İki yıldır çalıştığı kırtasiye dükkanından hamile olduğu için kovulduğunu iddia eden genç kadın, İş Mahkemesi'nin yolunu tuttu.
Aylık 800 lira net ücret aldığını belirten davacı kadın; çalışmasının Sosyal Güvenlik Kurumu'na hiç bildirilmediğini öne sürdü. İş yerinde haftada 6 gün 08.00-18.00 saatleri arasında çalışma yapıldığını söyledi.
Dini tatillerde çalışma olmadığını ancak resmi tatillerde çalışmaya devam edildiğini, ücretli izinlerin kullandırılmadığını iddia ederek, kıdem ve ihbar tazminatları ile fazla mesai ücreti, ulusal bayram genel tatil ücreti ve yıllık izin ücreti alacaklarının tahsilini istedi.
Mahkemede savunma yapan davalı kırtasiyeci ise davacının 2 yıldır yardım amaçlı olarak iş yerinde bulunduğunu, taraflar arasında iş ilişkisi olmadığını, iyi niyetle davacıya maddi yardımda bulunabilmek için davacının teklifini kabul ettiğini öne sürdü.
DAVANIN REDDİ İSTENDİ
Davacıya yapılan yardım olarak 250 lira ödendiğini, ayrıca son olarak da 164 lira daha ödendiğini, iş yerinde 08.00-18.00 arası çalışma olduğunu, resmi tatillerde çalışma olmadığını savunarak, davanın reddine karar verilmesini istedi.
Mahkeme, davanın kısmen kabulüne karar verdi. Kararı davalı kırtasiyeci temyiz etti. Yargıtay 9. Hukuk Dairesi; mahkemece iş yerinin niteliği araştırılmadan esastan karar verilmesinin hatalı olduğu gerekçesiyle kararı bozdu. Mahalli mahkeme, bozma ilamına uyularak yapılan yargılama sonucunda da davanın kısmen kabulüne karar verdi.
'NEDEN KOMŞU ÇALIŞANLARA SORULMADI?'
Bu kez iki tarafın da kararı temyiz ettiğini belirten Sosyal Güvenlik Uzmanı Özgür Erdursun, "İçtihat metni niteliğinde bir karara imza atan Yargıtay 9. Hukuk Dairesi, fazla mesai yaptığını iddia eden çalışanın komşu iş yeri personelinin şahitliği ile ispatlayabileceğine hükmetti" dedi.

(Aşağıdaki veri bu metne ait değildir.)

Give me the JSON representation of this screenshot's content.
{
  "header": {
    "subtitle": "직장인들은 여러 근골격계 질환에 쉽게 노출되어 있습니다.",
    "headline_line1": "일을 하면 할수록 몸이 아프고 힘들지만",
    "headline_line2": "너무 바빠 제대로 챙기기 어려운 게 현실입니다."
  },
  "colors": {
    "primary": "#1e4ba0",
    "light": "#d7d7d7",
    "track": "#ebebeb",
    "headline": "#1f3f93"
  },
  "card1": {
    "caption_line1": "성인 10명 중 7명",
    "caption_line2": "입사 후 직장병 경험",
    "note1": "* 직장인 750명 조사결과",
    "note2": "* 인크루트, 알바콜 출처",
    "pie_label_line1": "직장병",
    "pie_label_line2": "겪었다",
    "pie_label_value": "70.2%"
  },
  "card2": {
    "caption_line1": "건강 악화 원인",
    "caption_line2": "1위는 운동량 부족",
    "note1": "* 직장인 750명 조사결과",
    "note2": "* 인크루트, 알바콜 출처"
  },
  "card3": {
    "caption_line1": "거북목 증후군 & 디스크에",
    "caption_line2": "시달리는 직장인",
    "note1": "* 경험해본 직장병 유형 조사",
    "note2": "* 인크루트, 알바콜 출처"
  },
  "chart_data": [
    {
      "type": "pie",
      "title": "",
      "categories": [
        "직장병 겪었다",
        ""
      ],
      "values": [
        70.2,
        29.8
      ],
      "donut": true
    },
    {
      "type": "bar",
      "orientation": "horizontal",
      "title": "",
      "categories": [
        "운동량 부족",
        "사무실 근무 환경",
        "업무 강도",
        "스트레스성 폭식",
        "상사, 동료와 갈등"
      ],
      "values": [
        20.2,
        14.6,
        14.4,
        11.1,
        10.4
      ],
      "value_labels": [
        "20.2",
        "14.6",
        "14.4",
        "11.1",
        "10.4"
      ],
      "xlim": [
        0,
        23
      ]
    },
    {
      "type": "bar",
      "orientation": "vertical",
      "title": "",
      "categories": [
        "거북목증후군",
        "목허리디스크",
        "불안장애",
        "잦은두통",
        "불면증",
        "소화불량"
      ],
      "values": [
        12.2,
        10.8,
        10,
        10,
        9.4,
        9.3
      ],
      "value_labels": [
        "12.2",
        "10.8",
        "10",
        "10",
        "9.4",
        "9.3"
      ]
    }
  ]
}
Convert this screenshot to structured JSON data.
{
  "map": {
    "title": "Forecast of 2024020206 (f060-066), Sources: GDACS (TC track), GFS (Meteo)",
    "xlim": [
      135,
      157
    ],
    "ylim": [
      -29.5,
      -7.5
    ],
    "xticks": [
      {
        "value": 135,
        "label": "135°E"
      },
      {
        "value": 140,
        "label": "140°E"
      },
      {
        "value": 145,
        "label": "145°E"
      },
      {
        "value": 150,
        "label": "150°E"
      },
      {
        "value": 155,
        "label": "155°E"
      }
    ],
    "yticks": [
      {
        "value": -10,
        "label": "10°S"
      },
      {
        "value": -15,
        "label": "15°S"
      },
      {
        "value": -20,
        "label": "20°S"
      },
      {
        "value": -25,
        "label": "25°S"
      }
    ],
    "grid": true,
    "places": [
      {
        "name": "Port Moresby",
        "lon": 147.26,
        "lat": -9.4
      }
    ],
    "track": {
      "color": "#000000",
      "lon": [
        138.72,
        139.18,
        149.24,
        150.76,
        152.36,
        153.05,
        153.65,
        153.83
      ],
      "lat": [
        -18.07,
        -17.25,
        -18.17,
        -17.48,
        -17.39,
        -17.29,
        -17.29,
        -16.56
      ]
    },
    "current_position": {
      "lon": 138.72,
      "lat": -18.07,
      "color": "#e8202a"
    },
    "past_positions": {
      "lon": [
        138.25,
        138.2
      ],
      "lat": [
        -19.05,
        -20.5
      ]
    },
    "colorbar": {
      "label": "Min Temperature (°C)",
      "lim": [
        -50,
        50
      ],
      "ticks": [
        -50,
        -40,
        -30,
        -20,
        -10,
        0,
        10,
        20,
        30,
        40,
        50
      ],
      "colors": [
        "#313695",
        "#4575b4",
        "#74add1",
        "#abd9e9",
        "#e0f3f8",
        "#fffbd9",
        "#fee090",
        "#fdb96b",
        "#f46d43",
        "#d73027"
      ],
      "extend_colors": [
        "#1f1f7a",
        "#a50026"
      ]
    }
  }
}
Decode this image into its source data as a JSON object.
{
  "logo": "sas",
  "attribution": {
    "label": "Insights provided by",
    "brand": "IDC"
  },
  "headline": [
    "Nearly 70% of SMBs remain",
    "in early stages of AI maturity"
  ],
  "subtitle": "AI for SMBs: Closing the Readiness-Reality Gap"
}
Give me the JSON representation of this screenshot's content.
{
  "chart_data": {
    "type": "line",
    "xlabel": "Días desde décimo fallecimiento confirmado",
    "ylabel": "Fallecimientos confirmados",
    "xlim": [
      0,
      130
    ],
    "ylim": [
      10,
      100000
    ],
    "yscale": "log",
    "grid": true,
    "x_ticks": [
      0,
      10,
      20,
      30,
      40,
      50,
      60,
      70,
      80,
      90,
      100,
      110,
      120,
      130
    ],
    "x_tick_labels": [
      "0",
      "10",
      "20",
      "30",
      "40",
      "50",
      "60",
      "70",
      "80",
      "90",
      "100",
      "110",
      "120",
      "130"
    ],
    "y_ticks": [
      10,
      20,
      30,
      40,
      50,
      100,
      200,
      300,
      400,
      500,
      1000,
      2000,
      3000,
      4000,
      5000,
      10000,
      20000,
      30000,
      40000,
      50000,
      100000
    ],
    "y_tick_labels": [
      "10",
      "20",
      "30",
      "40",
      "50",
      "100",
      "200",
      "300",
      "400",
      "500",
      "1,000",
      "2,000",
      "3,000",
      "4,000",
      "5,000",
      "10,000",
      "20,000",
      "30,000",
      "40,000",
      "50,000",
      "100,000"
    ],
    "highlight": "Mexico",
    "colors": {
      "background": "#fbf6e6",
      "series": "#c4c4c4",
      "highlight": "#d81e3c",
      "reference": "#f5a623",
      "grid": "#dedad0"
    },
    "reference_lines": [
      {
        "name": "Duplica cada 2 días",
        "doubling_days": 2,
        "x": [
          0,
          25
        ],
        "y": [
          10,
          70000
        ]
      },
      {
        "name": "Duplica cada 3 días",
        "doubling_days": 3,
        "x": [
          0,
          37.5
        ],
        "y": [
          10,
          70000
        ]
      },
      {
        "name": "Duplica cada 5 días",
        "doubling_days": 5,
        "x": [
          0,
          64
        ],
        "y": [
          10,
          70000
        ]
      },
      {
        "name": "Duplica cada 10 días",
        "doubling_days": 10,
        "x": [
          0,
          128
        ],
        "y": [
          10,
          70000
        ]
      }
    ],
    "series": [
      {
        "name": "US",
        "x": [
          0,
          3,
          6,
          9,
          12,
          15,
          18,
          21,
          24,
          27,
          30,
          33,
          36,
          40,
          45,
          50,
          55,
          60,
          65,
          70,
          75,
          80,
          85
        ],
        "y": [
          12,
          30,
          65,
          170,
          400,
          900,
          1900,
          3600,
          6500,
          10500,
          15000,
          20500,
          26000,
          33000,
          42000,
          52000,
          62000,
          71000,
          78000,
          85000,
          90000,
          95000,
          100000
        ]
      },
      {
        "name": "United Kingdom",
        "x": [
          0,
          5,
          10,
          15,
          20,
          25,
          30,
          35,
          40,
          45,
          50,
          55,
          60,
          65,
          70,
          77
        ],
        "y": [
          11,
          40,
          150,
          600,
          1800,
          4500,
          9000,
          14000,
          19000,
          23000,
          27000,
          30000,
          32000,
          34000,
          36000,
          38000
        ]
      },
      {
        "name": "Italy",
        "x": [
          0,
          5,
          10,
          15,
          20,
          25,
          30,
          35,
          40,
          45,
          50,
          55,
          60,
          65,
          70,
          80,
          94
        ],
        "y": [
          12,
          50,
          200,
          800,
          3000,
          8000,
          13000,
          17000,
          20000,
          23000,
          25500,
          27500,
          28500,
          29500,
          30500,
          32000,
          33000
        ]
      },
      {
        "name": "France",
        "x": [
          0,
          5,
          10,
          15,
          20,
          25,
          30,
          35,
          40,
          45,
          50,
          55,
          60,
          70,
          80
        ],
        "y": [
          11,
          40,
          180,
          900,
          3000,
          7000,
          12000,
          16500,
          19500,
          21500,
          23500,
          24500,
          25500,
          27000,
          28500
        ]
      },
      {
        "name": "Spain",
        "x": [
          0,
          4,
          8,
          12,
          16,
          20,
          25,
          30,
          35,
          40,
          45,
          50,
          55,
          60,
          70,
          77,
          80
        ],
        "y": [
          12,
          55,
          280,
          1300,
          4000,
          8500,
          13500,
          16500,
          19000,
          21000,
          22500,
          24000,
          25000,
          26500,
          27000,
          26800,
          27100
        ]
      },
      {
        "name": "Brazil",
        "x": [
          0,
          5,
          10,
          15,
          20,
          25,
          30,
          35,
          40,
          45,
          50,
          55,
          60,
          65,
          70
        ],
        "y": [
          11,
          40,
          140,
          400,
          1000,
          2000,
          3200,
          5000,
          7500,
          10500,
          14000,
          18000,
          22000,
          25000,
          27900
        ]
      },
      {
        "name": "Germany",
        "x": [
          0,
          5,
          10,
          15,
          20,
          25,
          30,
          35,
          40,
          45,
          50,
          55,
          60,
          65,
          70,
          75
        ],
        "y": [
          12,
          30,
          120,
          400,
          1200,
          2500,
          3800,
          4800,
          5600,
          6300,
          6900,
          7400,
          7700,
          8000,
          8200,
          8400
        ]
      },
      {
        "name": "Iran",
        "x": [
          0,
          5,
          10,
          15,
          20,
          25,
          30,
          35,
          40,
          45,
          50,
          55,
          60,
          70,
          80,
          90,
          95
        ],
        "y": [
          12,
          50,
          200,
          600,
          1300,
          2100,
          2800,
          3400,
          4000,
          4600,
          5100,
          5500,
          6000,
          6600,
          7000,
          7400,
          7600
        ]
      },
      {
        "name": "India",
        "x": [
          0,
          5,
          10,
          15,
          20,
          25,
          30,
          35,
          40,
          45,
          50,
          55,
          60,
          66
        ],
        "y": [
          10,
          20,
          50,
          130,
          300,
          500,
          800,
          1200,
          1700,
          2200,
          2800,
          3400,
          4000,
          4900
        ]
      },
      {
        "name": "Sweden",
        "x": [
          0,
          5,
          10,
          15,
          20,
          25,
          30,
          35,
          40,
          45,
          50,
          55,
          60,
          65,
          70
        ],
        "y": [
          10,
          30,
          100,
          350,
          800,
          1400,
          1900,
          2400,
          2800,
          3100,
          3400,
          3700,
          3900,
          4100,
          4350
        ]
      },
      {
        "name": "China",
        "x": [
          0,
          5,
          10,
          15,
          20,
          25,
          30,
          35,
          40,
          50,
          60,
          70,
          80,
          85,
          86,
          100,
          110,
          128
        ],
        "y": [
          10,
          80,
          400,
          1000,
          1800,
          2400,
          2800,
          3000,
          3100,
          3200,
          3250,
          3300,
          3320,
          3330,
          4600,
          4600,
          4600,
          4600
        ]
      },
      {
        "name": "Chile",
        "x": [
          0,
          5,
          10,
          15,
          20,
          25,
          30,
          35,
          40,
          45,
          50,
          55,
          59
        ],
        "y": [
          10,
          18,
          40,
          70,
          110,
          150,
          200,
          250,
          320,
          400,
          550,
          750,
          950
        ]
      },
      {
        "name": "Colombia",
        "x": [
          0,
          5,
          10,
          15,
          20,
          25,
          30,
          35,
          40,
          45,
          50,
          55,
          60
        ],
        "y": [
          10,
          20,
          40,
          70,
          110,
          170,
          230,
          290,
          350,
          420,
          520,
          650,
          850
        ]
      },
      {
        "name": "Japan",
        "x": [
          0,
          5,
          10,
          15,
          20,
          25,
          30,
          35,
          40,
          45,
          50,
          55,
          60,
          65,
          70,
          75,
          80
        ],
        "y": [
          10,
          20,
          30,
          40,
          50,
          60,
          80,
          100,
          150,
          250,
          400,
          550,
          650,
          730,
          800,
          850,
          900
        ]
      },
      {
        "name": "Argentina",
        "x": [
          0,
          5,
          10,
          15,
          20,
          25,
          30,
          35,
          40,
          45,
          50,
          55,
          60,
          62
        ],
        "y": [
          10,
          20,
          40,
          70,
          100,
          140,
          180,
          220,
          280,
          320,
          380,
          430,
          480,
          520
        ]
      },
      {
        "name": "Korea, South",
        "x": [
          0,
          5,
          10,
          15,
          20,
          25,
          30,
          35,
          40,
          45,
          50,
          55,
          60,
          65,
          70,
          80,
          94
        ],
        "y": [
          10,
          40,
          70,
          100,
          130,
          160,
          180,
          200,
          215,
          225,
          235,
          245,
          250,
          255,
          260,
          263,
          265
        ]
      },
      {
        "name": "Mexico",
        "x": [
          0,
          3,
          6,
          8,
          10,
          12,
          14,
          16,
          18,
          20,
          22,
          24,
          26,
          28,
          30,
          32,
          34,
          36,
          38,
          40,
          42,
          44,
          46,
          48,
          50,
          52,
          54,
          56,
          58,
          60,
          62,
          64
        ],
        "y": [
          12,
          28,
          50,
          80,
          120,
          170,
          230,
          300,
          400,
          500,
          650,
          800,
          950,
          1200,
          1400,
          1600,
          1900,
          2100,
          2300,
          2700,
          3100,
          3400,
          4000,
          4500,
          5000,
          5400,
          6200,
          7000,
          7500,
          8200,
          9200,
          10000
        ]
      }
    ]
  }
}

Yargıtay'ın geçen günlerde verdiği kararda, "Bozma öncesinde mahkemece alınan bilirkişi raporu doğrultusunda isteklerle ilgili hüküm kurulduğu halde, görev yönünden araştırmaya yönelik verilen bozma kararı sonrası komşu iş yeri çalışanlarıyla ispatın sağlanamayacağı gerekçesiyle her iki isteğin de reddine karar verilmiştir. Tanıkların iş yerinde çalışma düzenini bilebilecek durumda olmaları önemli olup, kural olarak iş yeri çalışanları ile ispat gerekir ise de, iş yerinin özelliğine göre komşu iş yerinde çalışanların beyanları ile de günlük ve haftalık çalışma sürelerinin belirlenmesi mümkündür. Somut uyuşmazlıkta, ilkokulun karşısında bulunan kırtasiyede çalışan davacı işçinin günlük ve haftalık çalışma süreleri bakımından, okulun kantininde çalışan işçilerin tanıklığı yeterli görülmelidir. Buna göre mahkemece bozma öncesi alınan rapor bir değerlendirmeye tabi tutularak indirim hususu da gözetilmek suretiyle bir karar verilmelidir. Temyiz olunan kararın bozulmasına oy birliği ile karar verilmiştir denildi".